# Buying a 6D, good site?



## Michael8 (Sep 23, 2014)

I have just found the 6D body for 1,299.  I would like to know if anyone has purchased from a site called ABE'S of MAINE? I have included a link below. 

Canon EOS 6D Camera Body - 20.2 Megapixels, Full Frame CMOS Sensor


----------



## robbins.photo (Sep 23, 2014)

Michael8 said:


> I have just found the 6D body for 1,299.  I would like to know if anyone has purchased from a site called ABE'S of MAINE? I have included a link below.
> 
> Canon EOS 6D Camera Body - 20.2 Megapixels, Full Frame CMOS Sensor



From a quick google search the impression I got was.. nope.  They don't sound like a group of people I'd want to do business with - a lot of complaints about very shady business practices.

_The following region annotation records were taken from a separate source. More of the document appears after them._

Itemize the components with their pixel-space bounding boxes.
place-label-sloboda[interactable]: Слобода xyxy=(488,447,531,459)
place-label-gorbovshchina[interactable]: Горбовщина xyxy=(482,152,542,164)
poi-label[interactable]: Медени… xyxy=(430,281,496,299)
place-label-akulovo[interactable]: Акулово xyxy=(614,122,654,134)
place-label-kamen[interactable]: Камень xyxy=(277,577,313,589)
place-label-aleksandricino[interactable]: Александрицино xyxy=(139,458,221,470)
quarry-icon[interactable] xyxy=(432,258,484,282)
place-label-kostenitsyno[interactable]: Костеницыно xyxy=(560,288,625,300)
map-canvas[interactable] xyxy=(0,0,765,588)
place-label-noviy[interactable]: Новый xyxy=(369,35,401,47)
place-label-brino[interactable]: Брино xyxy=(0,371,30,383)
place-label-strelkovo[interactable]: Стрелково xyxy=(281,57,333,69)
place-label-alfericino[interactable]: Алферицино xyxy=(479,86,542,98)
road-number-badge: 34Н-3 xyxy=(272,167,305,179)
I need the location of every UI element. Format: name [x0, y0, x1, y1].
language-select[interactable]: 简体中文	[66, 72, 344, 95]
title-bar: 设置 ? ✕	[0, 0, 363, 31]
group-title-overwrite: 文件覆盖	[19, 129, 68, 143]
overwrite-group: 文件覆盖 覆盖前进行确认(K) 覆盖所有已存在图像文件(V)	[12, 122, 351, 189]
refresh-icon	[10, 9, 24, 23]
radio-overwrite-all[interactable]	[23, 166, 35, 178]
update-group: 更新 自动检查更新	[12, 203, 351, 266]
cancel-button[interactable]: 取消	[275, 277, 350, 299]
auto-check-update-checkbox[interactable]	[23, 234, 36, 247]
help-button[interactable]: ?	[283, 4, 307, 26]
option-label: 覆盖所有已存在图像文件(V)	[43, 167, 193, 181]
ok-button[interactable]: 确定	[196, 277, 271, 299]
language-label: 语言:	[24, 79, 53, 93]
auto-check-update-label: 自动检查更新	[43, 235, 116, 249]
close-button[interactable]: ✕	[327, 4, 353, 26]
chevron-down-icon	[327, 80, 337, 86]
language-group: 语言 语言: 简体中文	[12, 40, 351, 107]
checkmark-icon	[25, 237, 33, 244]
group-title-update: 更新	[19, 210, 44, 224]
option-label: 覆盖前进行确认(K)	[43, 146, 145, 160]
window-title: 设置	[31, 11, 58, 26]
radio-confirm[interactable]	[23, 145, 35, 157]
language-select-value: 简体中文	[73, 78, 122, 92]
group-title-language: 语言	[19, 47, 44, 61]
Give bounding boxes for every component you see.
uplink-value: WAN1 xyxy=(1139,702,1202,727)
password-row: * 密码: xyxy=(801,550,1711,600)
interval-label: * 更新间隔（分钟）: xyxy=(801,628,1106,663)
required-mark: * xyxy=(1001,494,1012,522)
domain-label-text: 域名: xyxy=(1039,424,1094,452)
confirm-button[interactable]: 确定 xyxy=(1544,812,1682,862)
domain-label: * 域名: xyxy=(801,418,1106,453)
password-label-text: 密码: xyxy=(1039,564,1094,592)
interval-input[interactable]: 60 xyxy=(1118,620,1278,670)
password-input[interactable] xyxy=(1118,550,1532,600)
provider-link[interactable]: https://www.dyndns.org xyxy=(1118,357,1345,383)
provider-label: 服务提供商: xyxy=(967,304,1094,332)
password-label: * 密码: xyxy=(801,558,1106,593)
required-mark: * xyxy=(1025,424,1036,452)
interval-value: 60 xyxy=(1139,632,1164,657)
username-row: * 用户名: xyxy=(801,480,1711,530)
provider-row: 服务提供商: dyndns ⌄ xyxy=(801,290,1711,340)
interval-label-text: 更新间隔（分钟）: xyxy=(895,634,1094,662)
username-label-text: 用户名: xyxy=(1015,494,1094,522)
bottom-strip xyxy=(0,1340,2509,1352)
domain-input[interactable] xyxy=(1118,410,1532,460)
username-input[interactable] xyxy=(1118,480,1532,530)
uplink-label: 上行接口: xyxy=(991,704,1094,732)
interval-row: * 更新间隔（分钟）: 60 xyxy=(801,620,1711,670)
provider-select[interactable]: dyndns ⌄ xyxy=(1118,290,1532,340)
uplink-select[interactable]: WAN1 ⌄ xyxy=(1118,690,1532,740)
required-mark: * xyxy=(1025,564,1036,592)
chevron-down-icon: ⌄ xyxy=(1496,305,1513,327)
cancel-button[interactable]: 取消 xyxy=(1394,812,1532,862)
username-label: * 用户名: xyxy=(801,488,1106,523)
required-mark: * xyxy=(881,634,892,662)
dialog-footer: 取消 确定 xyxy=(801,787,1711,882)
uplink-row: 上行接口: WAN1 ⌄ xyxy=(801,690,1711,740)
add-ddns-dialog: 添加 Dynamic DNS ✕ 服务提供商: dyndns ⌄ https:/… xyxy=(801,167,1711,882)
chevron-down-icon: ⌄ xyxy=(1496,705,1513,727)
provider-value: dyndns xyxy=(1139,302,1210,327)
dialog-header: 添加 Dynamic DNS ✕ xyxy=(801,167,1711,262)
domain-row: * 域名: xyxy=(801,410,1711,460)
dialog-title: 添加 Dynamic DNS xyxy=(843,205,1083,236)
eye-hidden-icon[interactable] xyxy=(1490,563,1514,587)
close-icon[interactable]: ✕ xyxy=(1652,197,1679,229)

If I were you'd I'd look at places like KEH Camera, B&H Photo, Cameta - well established online retailers with good reputations.  Yes, you will pay a bit more than what some of these fly by night companies will quote you, but I think you'll find in the long run you'll be a lot better off.  Most of these deals that sound to good to be true, well it turns out they are too good to be true.  Word to the wise.


----------



## ronlane (Sep 23, 2014)

Robbins, you left out Adorama.


----------



## Derrel (Sep 23, 2014)

Michael8 said:


> I have just found the 6D body for 1,299.  I would like to know if anyone has purchased from a site called ABE'S of MAINE? I have included a link below.
> 
> Canon EOS 6D Camera Body - 20.2 Megapixels, Full Frame CMOS Sensor



Abe's of Maine is an old, well-known mail order/internet order place that has long specialized in lowball pricing on gray market items. You do realize that camera is an "imported" model, sold without a Canon, USA warranty, right? That's why the price is so lowball. Abe's has been around for 30+ years as I recall.

Grey Market?: Canon EOS-1D / 5D / 6D Talk Forum: Digital Photography Review


----------



## Michael8 (Sep 23, 2014)

Thank you for all the quick responses!


----------



## bratkinson (Sep 24, 2014)

I've had fantastic experience and some good deals from B&H in New York City.  In looking at my camera gear, nearly everything I bought new came from B&H.  I've snagged a couple of fantastic 'freebies' in package deals such as free memory cards, free battery, etc.  My living in Massachusetts gets me next day ground shipping as well.

Most recently, I bought a Canon G15 on sale this past February for $299 and they threw in a free 16gb Sandisk memory card as part of the package deal!  So, rather than being overly quick to pull the trigger, maybe wait for a sale somewhere...


----------



## robbins.photo (Sep 24, 2014)

ronlane said:


> Robbins, you left out Adorama.



Ya..I did.  Hmm.. my goodness, it almost seems intentional too...

Lol


----------



## Mr. Innuendo (Sep 29, 2014)

I purchased my 6D from B&H, along with the 17-40mm, and was absolutely thrilled with how effortless the transaction was.


----------